Method of Obtaining Casein from Skim Milk using Oligochitosans |Biomedgrid
Journal: American Journal of Biomedical Science & Research (Vol.8, No. 4)Publication Date: 2020-04-08
Authors : LR Alieva; IA Evdokimov; AD Lodygin; BE Tikhonov; NV Sushinskaia; VP Kurchenko;
Page : 331-334
Keywords : Oligochitosan; a-casein; b-casein; K-casein; b-lactoglobulin;
Abstract
The interaction of milk proteins and oligochitosansis based on formation of electrostatic complex between negatively charged casein micelles and positively charged polysaccharide groups. At low concentrations of oligochitosans, partial interaction with milk proteins occurs.
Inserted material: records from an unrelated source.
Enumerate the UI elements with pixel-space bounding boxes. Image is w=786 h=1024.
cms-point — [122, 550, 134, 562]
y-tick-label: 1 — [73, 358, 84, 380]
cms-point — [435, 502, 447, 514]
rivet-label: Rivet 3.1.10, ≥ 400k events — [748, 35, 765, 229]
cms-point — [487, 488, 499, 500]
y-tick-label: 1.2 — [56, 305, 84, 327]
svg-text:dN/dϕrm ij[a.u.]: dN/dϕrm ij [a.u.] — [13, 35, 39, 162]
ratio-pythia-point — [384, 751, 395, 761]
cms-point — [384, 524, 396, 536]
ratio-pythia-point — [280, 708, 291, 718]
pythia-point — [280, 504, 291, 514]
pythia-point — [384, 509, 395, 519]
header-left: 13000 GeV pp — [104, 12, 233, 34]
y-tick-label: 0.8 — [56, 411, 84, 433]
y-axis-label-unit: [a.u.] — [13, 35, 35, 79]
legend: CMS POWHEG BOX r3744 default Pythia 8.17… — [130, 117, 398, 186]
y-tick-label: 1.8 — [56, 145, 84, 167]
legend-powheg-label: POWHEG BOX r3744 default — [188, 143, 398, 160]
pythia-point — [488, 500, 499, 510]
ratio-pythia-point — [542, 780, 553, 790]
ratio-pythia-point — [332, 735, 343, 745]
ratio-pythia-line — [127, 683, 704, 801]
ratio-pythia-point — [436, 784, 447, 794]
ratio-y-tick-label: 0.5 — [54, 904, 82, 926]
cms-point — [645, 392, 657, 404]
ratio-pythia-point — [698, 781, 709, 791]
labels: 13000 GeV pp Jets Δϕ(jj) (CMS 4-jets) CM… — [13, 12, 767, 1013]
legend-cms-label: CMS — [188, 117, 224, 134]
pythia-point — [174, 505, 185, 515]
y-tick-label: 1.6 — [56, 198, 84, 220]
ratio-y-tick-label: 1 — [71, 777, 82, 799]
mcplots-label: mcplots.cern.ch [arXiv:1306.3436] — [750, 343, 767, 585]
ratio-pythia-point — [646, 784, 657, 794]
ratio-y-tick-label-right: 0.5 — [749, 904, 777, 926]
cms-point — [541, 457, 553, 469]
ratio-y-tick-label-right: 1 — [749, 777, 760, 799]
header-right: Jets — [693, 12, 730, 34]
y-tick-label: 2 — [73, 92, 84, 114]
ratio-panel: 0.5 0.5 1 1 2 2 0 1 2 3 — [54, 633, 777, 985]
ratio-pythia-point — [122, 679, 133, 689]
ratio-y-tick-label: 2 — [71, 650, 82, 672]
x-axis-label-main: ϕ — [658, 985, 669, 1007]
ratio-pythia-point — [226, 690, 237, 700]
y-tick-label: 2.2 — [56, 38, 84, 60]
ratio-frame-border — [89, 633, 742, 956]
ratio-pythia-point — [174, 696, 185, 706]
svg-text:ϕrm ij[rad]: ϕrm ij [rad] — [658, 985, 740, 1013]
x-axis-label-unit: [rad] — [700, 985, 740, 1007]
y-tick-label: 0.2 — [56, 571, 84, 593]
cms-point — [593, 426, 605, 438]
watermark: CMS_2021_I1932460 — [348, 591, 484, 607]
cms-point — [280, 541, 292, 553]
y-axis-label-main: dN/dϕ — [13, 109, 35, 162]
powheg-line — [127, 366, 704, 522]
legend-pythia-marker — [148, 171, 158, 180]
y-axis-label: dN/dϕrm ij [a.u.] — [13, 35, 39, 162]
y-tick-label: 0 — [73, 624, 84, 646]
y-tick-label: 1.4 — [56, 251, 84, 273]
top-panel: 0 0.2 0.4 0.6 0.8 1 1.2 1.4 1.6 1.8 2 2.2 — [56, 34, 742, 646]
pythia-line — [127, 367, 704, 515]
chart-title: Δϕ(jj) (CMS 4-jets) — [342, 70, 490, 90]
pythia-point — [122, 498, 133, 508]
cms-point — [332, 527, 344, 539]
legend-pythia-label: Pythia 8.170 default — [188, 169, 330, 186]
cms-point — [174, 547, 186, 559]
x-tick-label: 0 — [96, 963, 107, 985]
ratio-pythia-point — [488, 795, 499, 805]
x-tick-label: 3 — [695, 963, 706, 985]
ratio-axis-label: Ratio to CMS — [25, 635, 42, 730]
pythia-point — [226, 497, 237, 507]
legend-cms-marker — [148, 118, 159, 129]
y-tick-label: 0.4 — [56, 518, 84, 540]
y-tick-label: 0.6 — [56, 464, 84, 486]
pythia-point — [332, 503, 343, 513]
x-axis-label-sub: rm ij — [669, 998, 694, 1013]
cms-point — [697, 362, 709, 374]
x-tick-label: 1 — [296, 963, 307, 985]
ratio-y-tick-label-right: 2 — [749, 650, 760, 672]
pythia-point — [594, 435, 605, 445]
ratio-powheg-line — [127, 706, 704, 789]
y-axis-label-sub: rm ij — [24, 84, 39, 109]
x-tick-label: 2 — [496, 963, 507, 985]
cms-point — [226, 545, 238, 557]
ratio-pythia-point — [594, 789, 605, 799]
Maximum protein coagulation (90 %) is achieved in equivalence zone at the concentration of oligochitosans: 45.3 kDa-0.88×10-4 M; 25.4 kDa-1.57×10-4 M; 7.7 kDa – 5.19×10-4 M; 1.5 kDa-26.67×10-4 M. In these concentrations, taking into account the molecular weight and degree of deacetylation of oligochitosans, the total content of protonated amino groups is equal 2.4×10-4 M. When t protein content in skimmed milk is 3.0 % - 3.2%, oligochitosans of any molecular weight and degree of deacetylation can be used for casein coagulation, important that the final concentration of amino groups should be 2.4×10-4 M. It was determined that the use of the studied samples of oligochitosan allows to obtain coacervate where 1g of oligochitosan binds 6.0 - 6.2g of milk proteins.